TriDF: Evaluating Perception, Detection, and Hallucination for Interpretable DeepFake Detection
Authors: Jian-Yu Jiang-Lin, Kang-Yang Huang, Ling Zou, Ling Lo, Sheng-Ping Yang, Yu-Wen Tseng, Kun-Hsiang Lin, Chia-Ling Chen, Yu-Ting Ta, Yan-Tsung Wang, Po-Ching Chen, Hongxia Xie, Hong-Han Shuai, Wen-Huang Cheng
Published: 2025-12-11 14:01:01+00:00
AI Summary
This paper introduces TriDF, a comprehensive benchmark designed for interpretable DeepFake detection across image, video, and audio modalities, encompassing 16 DeepFake types from advanced synthesis models. TriDF evaluates models on three crucial aspects: Perception (identifying manipulation artifacts), Detection (classification performance), and Hallucination (explanation reliability).

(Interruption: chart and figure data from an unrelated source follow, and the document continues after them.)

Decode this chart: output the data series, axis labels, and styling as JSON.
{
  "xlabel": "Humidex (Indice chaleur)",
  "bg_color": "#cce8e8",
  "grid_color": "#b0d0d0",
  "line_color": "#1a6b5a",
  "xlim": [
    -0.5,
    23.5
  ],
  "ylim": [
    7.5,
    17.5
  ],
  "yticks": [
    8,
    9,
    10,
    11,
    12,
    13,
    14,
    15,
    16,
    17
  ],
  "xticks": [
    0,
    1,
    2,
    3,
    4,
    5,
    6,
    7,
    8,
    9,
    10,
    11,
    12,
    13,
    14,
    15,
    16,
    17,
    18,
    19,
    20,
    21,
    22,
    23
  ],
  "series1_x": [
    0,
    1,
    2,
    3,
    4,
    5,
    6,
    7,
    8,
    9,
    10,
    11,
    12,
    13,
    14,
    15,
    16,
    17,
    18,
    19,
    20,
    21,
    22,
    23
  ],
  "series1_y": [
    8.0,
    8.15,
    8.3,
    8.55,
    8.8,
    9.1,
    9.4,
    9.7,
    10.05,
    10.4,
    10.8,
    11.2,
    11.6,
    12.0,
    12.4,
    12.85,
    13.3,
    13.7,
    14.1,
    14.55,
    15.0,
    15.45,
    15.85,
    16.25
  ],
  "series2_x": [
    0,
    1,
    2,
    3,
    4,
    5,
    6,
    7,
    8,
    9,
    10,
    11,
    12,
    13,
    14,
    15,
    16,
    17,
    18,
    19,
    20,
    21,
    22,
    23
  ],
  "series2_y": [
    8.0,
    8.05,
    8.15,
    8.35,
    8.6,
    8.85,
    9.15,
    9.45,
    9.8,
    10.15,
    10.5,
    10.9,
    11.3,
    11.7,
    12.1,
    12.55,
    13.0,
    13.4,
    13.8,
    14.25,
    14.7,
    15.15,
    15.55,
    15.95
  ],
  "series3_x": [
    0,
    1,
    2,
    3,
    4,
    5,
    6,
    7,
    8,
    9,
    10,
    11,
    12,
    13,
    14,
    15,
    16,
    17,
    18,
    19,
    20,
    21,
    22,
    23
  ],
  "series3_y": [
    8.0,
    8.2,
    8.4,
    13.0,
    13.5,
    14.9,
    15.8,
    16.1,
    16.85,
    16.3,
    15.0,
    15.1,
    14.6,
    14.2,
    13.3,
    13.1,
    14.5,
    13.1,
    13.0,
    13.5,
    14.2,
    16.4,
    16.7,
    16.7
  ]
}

Experiments on state-of-the-art multimodal large language models demonstrate that while accurate perception is vital for reliable detection, hallucination can significantly undermine decision-making, emphasizing the interdependence of these three factors.
Abstract
Advances in generative modeling have made it increasingly easy to fabricate realistic portrayals of individuals, creating serious risks for security, communication, and public trust. Detecting such person-driven manipulations requires systems that not only distinguish altered content from authentic media but also provide clear and reliable reasoning. In this paper, we introduce TriDF, a comprehensive benchmark for interpretable DeepFake detection. TriDF contains high-quality forgeries from advanced synthesis models, covering 16 DeepFake types across image, video, and audio modalities. The benchmark evaluates three key aspects: Perception, which measures the ability of a model to identify fine-grained manipulation artifacts using human-annotated evidence; Detection, which assesses classification performance across diverse forgery families and generators; and Hallucination, which quantifies the reliability of model-generated explanations. Experiments on state-of-the-art multimodal large language models show that accurate perception is essential for reliable detection, but hallucination can severely disrupt decision-making, revealing the interdependence of these three aspects. TriDF provides a unified framework for understanding the interaction between detection accuracy, evidence identification, and explanation reliability, offering a foundation for building trustworthy systems that address real-world synthetic media threats.